“Ambrym is a place between paradise and hell,” I used to hear from my friend and fellow teacher Bertrand. And one should also know how to rest properly, especially when there is a lot of work. So, after two years of teaching together on the island of Tanna, Bertrand took me with him to spend the holidays with his family on his home island of Ambrym, to the small village of Sesivi on its west coast. Bertrand’s famous catchphrase explained itself immediately upon my arrival. Ambrym is a wonderful island, simple and essentially paradisiacal, and the locals have similar qualities. What is hellish is the heat that the sun and, supposedly, the island’s three majestic volcanoes inflict on its poor inhabitants. They rise up in the middle of the island, and even from the coast at night their red glow can easily be seen above the horizon. But the hell could also be a reference to the murderous black magic. Ambrym is certainly known for it. When my friends from Tanna heard that I would be spending some time on Ambrym, they began a chorus of lamentations: “Don’t go, someone will bewitch you!”, “You’ll never come back, they’ll cast a spell on you and something terrible will happen to you!” … or well-intentioned advice: “Don’t eat anything they give you, it might be poisoned!” Those who have spent more time on Vanuatu know what I am talking about. Bertrand remained calm and told me with the authority of an expert that I was safe in his village and that black magic was only dangerous in the north of the island. So I set off without fear, but full of expectations.

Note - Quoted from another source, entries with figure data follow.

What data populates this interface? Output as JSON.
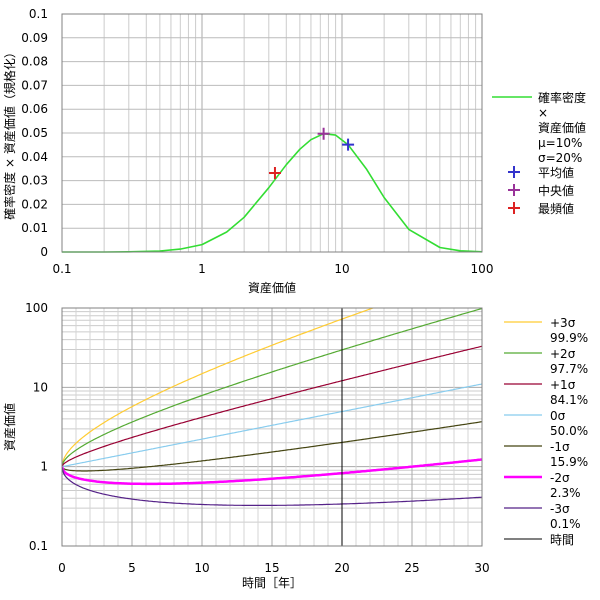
{
  "chart_data": [
    {
      "type": "line",
      "xscale": "log",
      "xlabel": "資産価値",
      "ylabel": "確率密度 × 資産価値（規格化）",
      "xlim": [
        0.1,
        100
      ],
      "ylim": [
        0,
        0.1
      ],
      "x_ticks": [
        "0.1",
        "1",
        "10",
        "100"
      ],
      "y_ticks": [
        "0",
        "0.01",
        "0.02",
        "0.03",
        "0.04",
        "0.05",
        "0.06",
        "0.07",
        "0.08",
        "0.09",
        "0.1"
      ],
      "grid": true,
      "legend_position": "right",
      "series": [
        {
          "name": "確率密度 × 資産価値 μ=10% σ=20%",
          "legend_lines": [
            "確率密度",
            "×",
            "資産価値",
            "μ=10%",
            "σ=20%"
          ],
          "color": "#33dd33",
          "x": [
            0.1,
            0.2,
            0.3,
            0.5,
            0.7,
            1,
            1.5,
            2,
            3,
            4,
            5,
            6,
            7.39,
            9,
            11.05,
            15,
            20,
            30,
            50,
            70,
            100
          ],
          "y": [
            0.0,
            0.0,
            0.0001,
            0.0004,
            0.0012,
            0.0031,
            0.0084,
            0.0146,
            0.027,
            0.0367,
            0.0432,
            0.0472,
            0.0497,
            0.0491,
            0.0451,
            0.0347,
            0.0229,
            0.0095,
            0.0019,
            0.0005,
            0.0001
          ]
        }
      ],
      "points": [
        {
          "name": "平均値",
          "color": "#3333cc",
          "x": 11.05,
          "y": 0.0451
        },
        {
          "name": "中央値",
          "color": "#993399",
          "x": 7.39,
          "y": 0.0497
        },
        {
          "name": "最頻値",
          "color": "#dd2222",
          "x": 3.32,
          "y": 0.0332
        }
      ]
    },
    {
      "type": "line",
      "yscale": "log",
      "xlabel": "時間［年］",
      "ylabel": "資産価値",
      "xlim": [
        0,
        30
      ],
      "ylim": [
        0.1,
        100
      ],
      "x_ticks": [
        "0",
        "5",
        "10",
        "15",
        "20",
        "25",
        "30"
      ],
      "y_ticks": [
        "0.1",
        "1",
        "10",
        "100"
      ],
      "grid": true,
      "legend_position": "right",
      "series": [
        {
          "name": "+3σ 99.9%",
          "label": "+3σ",
          "pct": "99.9%",
          "color": "#ffcc33",
          "k": 3,
          "width": 1.2
        },
        {
          "name": "+2σ 97.7%",
          "label": "+2σ",
          "pct": "97.7%",
          "color": "#55aa33",
          "k": 2,
          "width": 1.2
        },
        {
          "name": "+1σ 84.1%",
          "label": "+1σ",
          "pct": "84.1%",
          "color": "#990033",
          "k": 1,
          "width": 1.2
        },
        {
          "name": "0σ 50.0%",
          "label": "0σ",
          "pct": "50.0%",
          "color": "#88ccee",
          "k": 0,
          "width": 1.2
        },
        {
          "name": "-1σ 15.9%",
          "label": "-1σ",
          "pct": "15.9%",
          "color": "#444411",
          "k": -1,
          "width": 1.2
        },
        {
          "name": "-2σ 2.3%",
          "label": "-2σ",
          "pct": "2.3%",
          "color": "#ff00ff",
          "k": -2,
          "width": 2.5
        },
        {
          "name": "-3σ 0.1%",
          "label": "-3σ",
          "pct": "0.1%",
          "color": "#552288",
          "k": -3,
          "width": 1.2
        }
      ],
      "marker_line": {
        "name": "時間",
        "x": 20,
        "color": "#000000"
      },
      "model": {
        "mu": 0.1,
        "sigma": 0.2
      }
    }
  ]
}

An important realization that came with the heat of the first day was that the only fresh water available in the village came from thermal springs on the coast. Hot thermal springs. In tropical heat. Great. Fortunately, some of the villages have built cisterns to collect rainwater. Still, throughout my time on Ambrym, I had a constant feeling of thirst and “cookedness”. They would only leave me when the temperature got a little more reasonable in the evening and the village men gathered in the nakamal to share kava and talk.
Life here, like all of Vanuatu, is colorful. One day we harvested copra on a coconut plantation. Another day we took Bertrand’s old rifle and hunted wild chickens through the jungle-covered mountains of Ambrym. The fact that each of us eventually got some was a miracle, as even getting his moody old rifle to fire sometimes required superhuman effort. Another time we hiked five hours from Port Vato through the night jungle and old lava flows up to the eerie looking volcanic desert and the Marum volcano. A breathtaking view. Back in the village, we prepared the breadfruit “nalot” and I admired the incredible sunsets painted behind the silhouette of Malikolo Island. I talked with the village elders about the stars, life in the village and the beginnings of the mission, listened to them, learned from them… and thanks to Bertrand, I felt at home even on this faraway island.